Gerald, I asked you a question in a comment to your answer at

http://mathoverflow.net/questions/45477/closed-form-functions-with-half-exponential-growth/45479#45479

about local solutions only to f(f(x)) = sin x around x = 0. Essentially the question is whether there is an (odd) analytic solution, i.e. nonzero radius of convergence for the formal power series solution. I screwed up, I was assuming my series would have a similar graph to one that has already been posted. That cannot happen for very long, as within the radius of convergence, should that be nonzero, the formal power series gives a genuine solution to f(f(x)) = sin x. There is a trichotomy here, given Ax, there is a functional square root given by x sqrt(A), where the case A=1 is special, so for the local analysis A >, <, = 1 matters.
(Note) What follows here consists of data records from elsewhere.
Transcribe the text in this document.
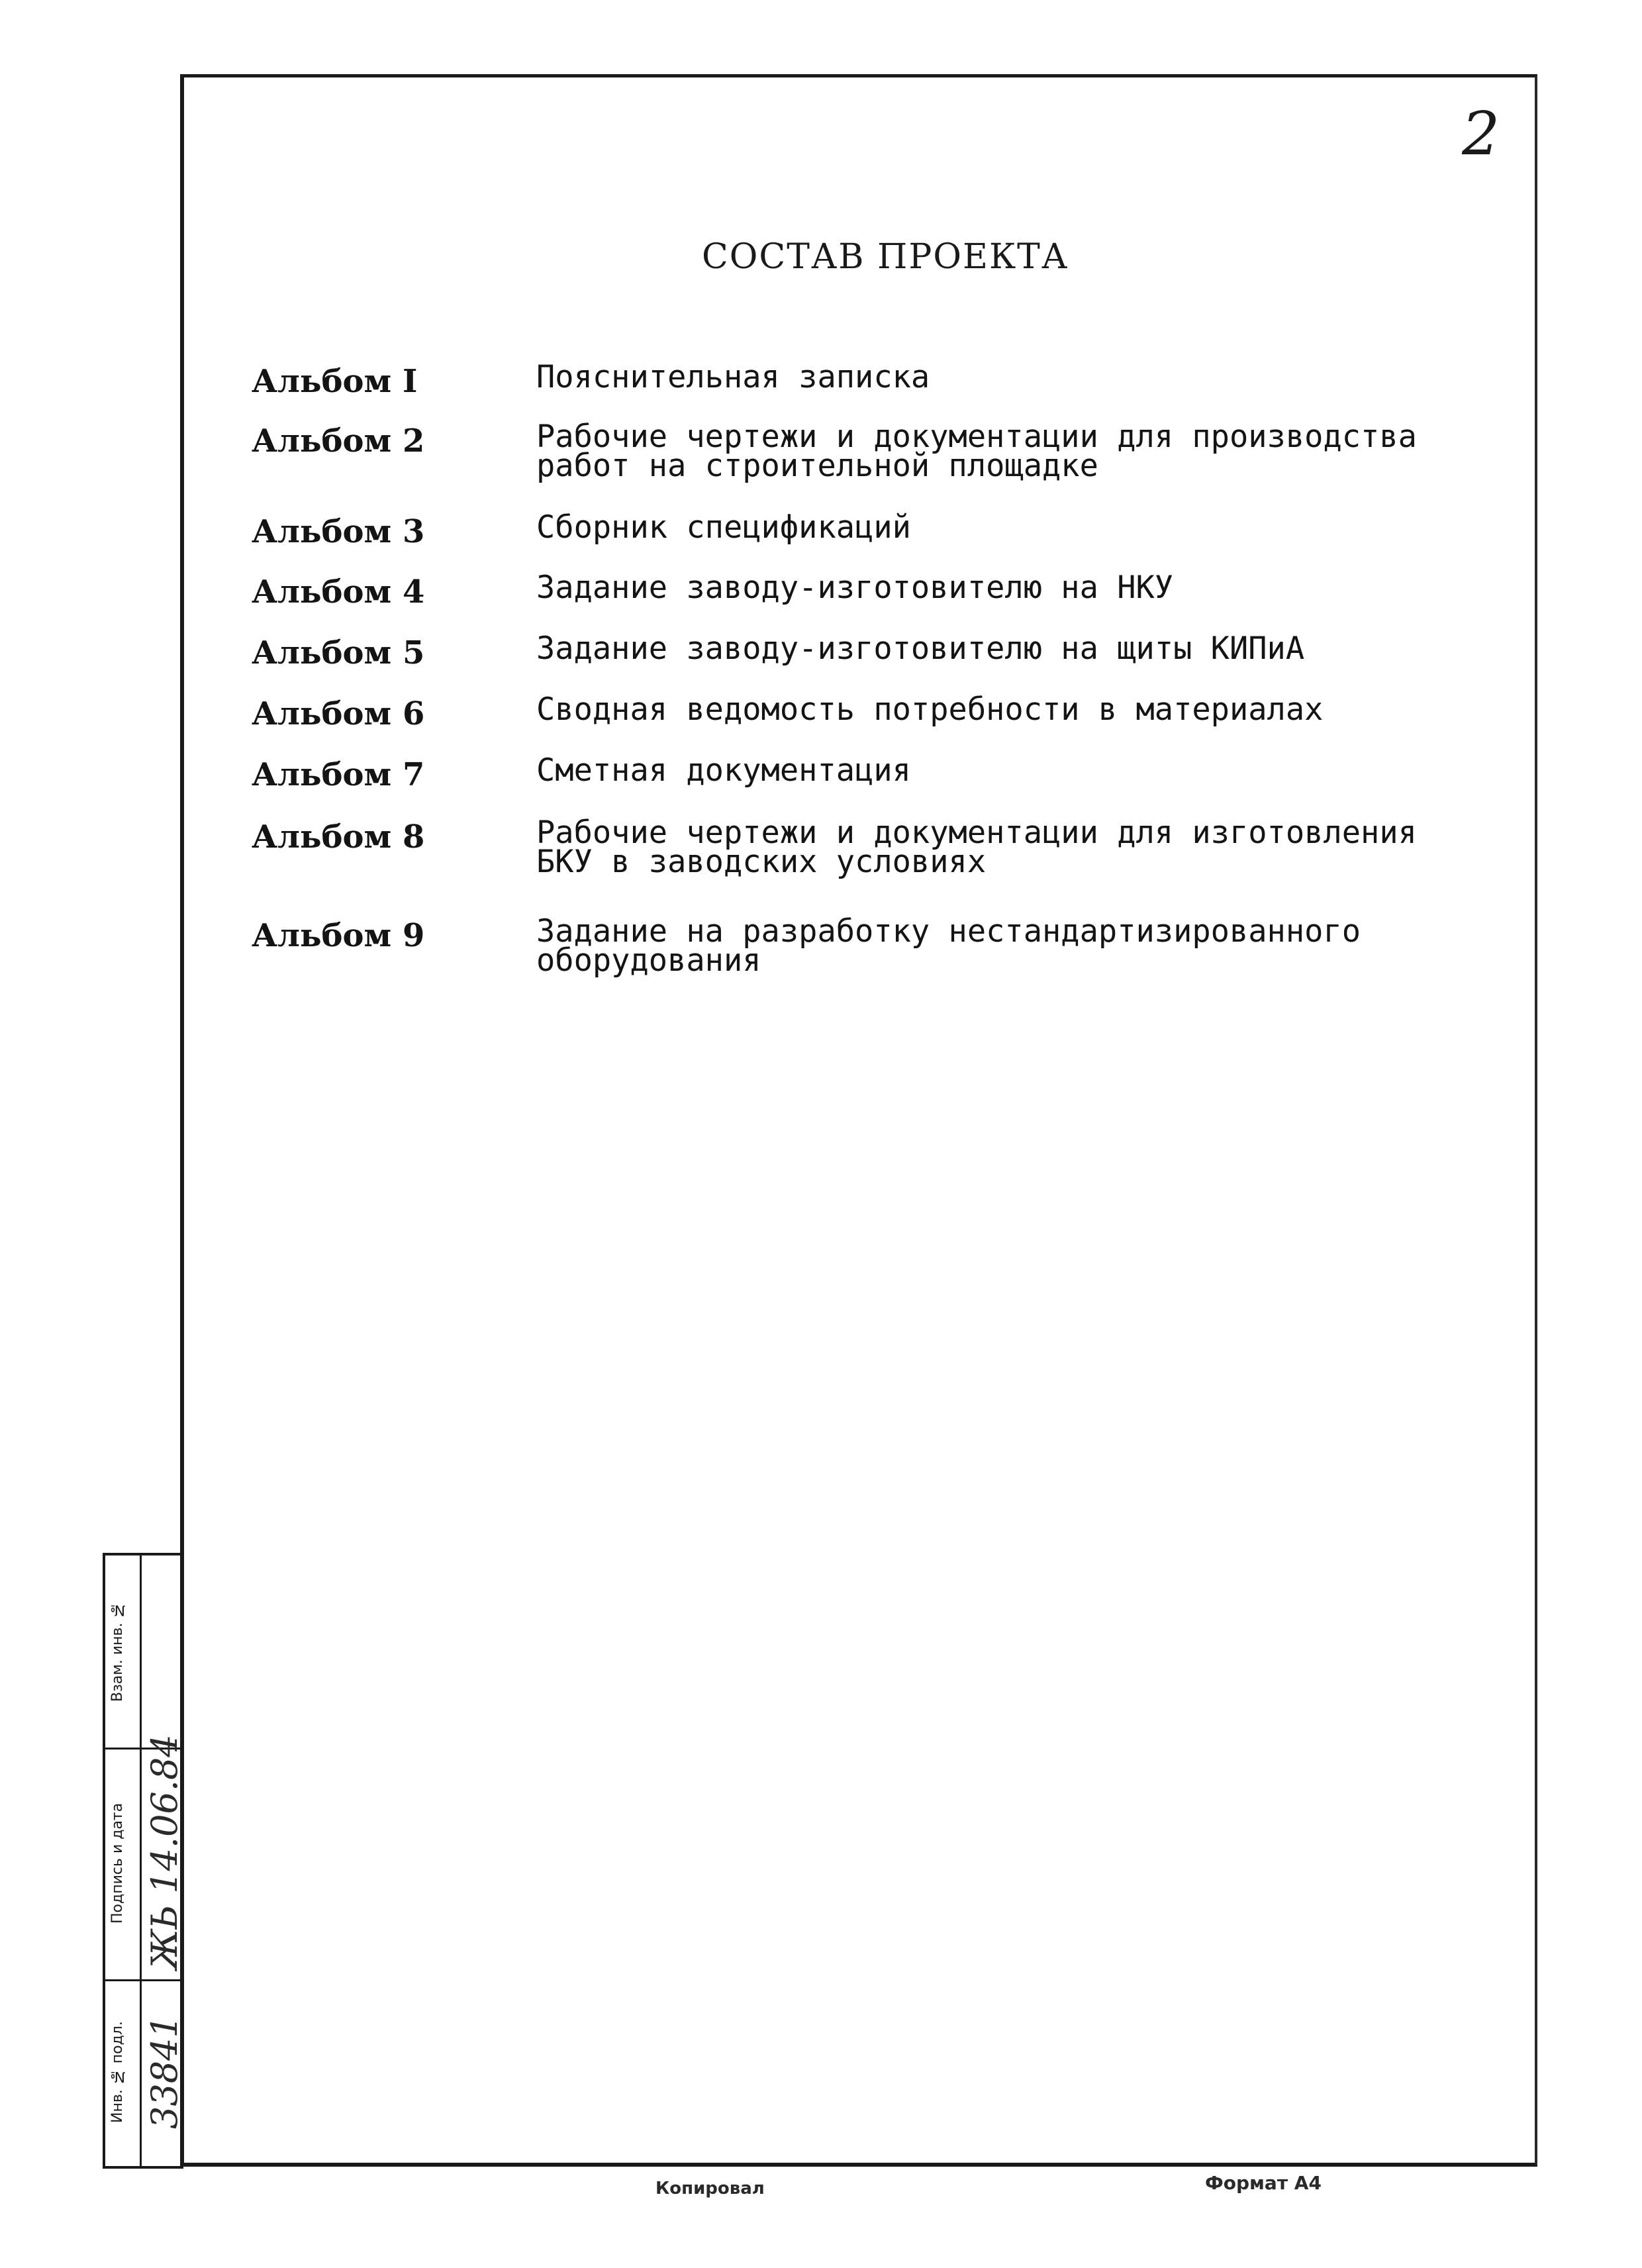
2
СОСТАВ ПРОЕКТА
Альбом I	Пояснительная записка
Альбом 2	Рабочие чертежи и документации для производства
работ на строительной площадке
Альбом 3	Сборник спецификаций
Альбом 4	Задание заводу-изготовителю на НКУ
Альбом 5	Задание заводу-изготовителю на щиты КИПиА
Альбом 6	Сводная ведомость потребности в материалах
Альбом 7	Сметная документация
Альбом 8	Рабочие чертежи и документации для изготовления
БКУ в заводских условиях
Альбом 9	Задание на разработку нестандартизированного
оборудования
Взам. инв. №
Подпись и дата ЖЬ 14.06.84
Инв. № подл. 33841
Копировал	Формат А4
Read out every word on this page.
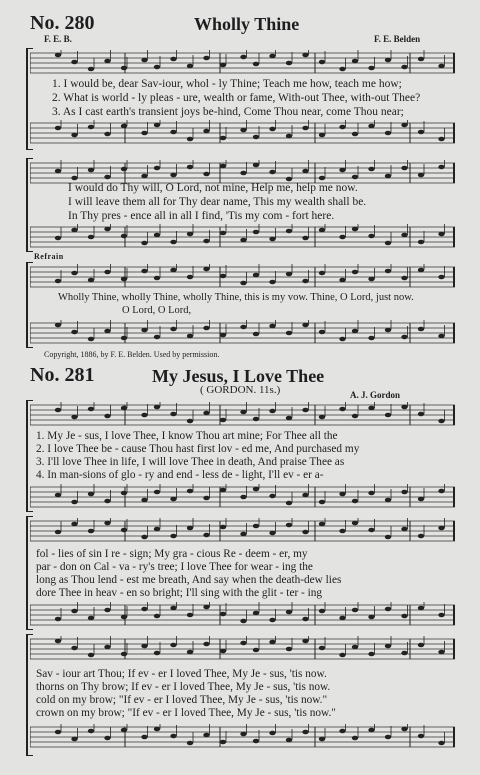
No. 280	Wholly Thine
F. E. B.	F. E. Belden
1. I would be, dear Sav-iour, whol - ly Thine; Teach me how, teach me how;
2. What is world - ly pleas - ure, wealth or fame, With-out Thee, with-out Thee?
3. As I cast earth's transient joys be-hind, Come Thou near, come Thou near;
I would do Thy will, O Lord, not mine, Help me, help me now.
I will leave them all for Thy dear name, This my wealth shall be.
In Thy pres - ence all in all I find, 'Tis my com - fort here.
Refrain
Wholly Thine, wholly Thine, wholly Thine, this is my vow. Thine, O Lord, just now.
O Lord, O Lord,
Copyright, 1886, by F. E. Belden. Used by permission.
No. 281	My Jesus, I Love Thee
( GORDON. 11s.)	A. J. Gordon
1. My Je - sus, I love Thee, I know Thou art mine; For Thee all the
2. I love Thee be - cause Thou hast first lov - ed me, And purchased my
3. I'll love Thee in life, I will love Thee in death, And praise Thee as
4. In man-sions of glo - ry and end - less de - light, I'll ev - er a-
fol - lies of sin I re - sign; My gra - cious Re - deem - er, my
par - don on Cal - va - ry's tree; I love Thee for wear - ing the
long as Thou lend - est me breath, And say when the death-dew lies
dore Thee in heav - en so bright; I'll sing with the glit - ter - ing
Sav - iour art Thou; If ev - er I loved Thee, My Je - sus, 'tis now.
thorns on Thy brow; If ev - er I loved Thee, My Je - sus, 'tis now.
cold on my brow; "If ev - er I loved Thee, My Je - sus, 'tis now."
crown on my brow; "If ev - er I loved Thee, My Je - sus, 'tis now."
I wonder if Danica McKellar looks at MO? Her Erdos number is 4, her Erdos-Bacon number is 6.
http://en.wikipedia.org/wiki/Danica_McKellar

@Cam, I disagree. In fact, I think that Erdos should be considered to have Erdos number 2 --- after all, Erdos has no joint papers with himself, although he has many joint papers with people who have joint papers with Erdos.

EDIT: Apologies to those who missed the (possibly not very funny) joke and who seemed instead to think that I was trying to reformulate the foundations of graph theory.

Random note, I deleted my comment to Gerald's MO answer and made it an MO question.

Right, the correct definition is minimum path length (as Henry slyly hinted). The minimum length of paths from Erdos to himself is 0. There are various formalizations of this which can be left as an exercise to the reader.